Trowic · January 23, 2019, 5:30pm

Hi,

I am looking for advices to create some helpfull functions in a corporate internal package to connect and query a MS SQLServer database and a MySQL server.

I have read many times the website https://db.rstudio.com/ but i'm unable to figure out a good way to start.

Should i dive into OO programming and create a class that have methods to connect and query the db ?
Should i just write functions like :

my_conn <- function(db, user, pass){
  con <- DBI::dbConnect(odbc::odbc(),
                      Driver   = "[driver's name]",
                      Server   = "[server's path]",
                      Database = db,
                      UID      = user,
                      PWD      = pass,
                      Port     = 1433)
  con
}

How should i handle frequently used queries ? I have thought of functions like

my_super_query <- function(con, param1){
 airport <- dbSendQuery(con, "SELECT * FROM airports WHERE faa = ?")
 dbBind(airport, list(param1))
 dbFetch(airport)
}

and documenting the query in the function documentation, but is there better ways to do it ?

jdlong · January 23, 2019, 6:27pm

This is a really good question and you probably won't be surprised to learn the answer is, "Well, it depends!"

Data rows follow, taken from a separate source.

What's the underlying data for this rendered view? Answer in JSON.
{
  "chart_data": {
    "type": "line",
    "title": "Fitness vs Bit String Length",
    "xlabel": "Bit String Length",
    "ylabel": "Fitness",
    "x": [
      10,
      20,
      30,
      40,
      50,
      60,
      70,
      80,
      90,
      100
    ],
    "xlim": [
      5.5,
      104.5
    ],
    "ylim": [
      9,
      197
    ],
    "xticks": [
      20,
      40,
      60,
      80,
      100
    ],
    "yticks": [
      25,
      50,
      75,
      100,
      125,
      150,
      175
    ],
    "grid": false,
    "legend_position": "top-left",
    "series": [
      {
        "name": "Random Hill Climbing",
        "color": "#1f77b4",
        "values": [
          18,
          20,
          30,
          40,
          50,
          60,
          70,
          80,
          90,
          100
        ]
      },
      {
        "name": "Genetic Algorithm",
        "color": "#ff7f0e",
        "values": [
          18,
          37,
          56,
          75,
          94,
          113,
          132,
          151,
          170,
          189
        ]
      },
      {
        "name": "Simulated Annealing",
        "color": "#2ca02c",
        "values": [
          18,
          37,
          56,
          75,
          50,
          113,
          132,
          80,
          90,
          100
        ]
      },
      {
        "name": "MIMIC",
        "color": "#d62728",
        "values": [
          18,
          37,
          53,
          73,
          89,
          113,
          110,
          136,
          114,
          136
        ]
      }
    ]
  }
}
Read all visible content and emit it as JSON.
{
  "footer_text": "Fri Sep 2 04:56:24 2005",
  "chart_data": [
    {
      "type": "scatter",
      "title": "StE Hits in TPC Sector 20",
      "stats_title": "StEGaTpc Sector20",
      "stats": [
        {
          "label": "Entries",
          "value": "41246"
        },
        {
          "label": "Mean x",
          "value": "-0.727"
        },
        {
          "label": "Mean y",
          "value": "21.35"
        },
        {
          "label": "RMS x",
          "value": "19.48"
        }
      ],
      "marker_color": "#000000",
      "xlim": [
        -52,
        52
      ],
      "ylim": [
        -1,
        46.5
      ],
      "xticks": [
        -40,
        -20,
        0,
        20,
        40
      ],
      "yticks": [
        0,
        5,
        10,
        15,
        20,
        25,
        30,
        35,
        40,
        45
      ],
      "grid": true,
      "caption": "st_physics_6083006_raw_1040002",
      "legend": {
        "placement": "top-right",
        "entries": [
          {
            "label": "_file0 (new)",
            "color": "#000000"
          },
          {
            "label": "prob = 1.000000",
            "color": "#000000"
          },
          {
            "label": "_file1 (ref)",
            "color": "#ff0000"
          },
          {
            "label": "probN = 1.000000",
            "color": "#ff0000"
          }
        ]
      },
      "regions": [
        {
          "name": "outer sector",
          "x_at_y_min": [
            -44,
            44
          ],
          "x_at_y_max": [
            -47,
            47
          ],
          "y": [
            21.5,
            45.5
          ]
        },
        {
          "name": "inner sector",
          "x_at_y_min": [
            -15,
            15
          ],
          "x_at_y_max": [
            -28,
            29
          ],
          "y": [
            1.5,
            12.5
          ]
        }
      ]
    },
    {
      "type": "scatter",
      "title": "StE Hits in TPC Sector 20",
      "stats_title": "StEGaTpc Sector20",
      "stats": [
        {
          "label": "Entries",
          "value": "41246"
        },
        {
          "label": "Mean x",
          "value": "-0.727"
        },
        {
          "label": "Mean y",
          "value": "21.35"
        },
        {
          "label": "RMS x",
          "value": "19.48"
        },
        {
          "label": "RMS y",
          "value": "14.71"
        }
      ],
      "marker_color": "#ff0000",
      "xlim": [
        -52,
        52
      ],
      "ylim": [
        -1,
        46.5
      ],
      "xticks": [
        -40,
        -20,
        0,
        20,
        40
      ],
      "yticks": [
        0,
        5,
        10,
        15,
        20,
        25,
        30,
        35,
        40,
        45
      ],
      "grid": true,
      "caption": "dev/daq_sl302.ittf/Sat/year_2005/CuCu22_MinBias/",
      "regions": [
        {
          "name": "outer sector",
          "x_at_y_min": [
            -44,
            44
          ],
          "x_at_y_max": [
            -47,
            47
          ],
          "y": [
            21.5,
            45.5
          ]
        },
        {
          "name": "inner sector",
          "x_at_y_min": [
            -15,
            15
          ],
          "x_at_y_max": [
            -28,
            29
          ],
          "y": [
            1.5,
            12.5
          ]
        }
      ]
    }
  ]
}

Your example for a my_conn function is good. For my internal use I added the expectation that user names and passwords for the DB would be stored in environment variables. You also may have to deal with schemas inside your connection, depending on your situation.

I notice you're not using dplyr syntax in your examples. You really should read up on dplyr in databases

In my use case, I have two big star schemas I use over and over. They have something like 10 joins in each schema. So have a function called get_warehouse_data(con, start_schema_name). The get_warehouse_data takes a connection, builds all the joins using dplyr syntax, does the joins and returns a tibble back that's a pointer to the database. Then I can take the resulting tibble and run it through dplyr functions to get it down to what I want. The nice thing about this is that no data is returned to R until the very end. And it allows you and your other users to stay in dplyr and not have to context switch between R and SQL.

Trowic · January 24, 2019, 8:49am

Thank you for your advice.

I am using dplyr, but not for databases because i couldn't until now (i am considering to switch from {RODBC} to {odbc}).
I am also wondering if it would be better to use parametrized queries or glue::glue_sql(). I think i should be consistent and not use both syntax.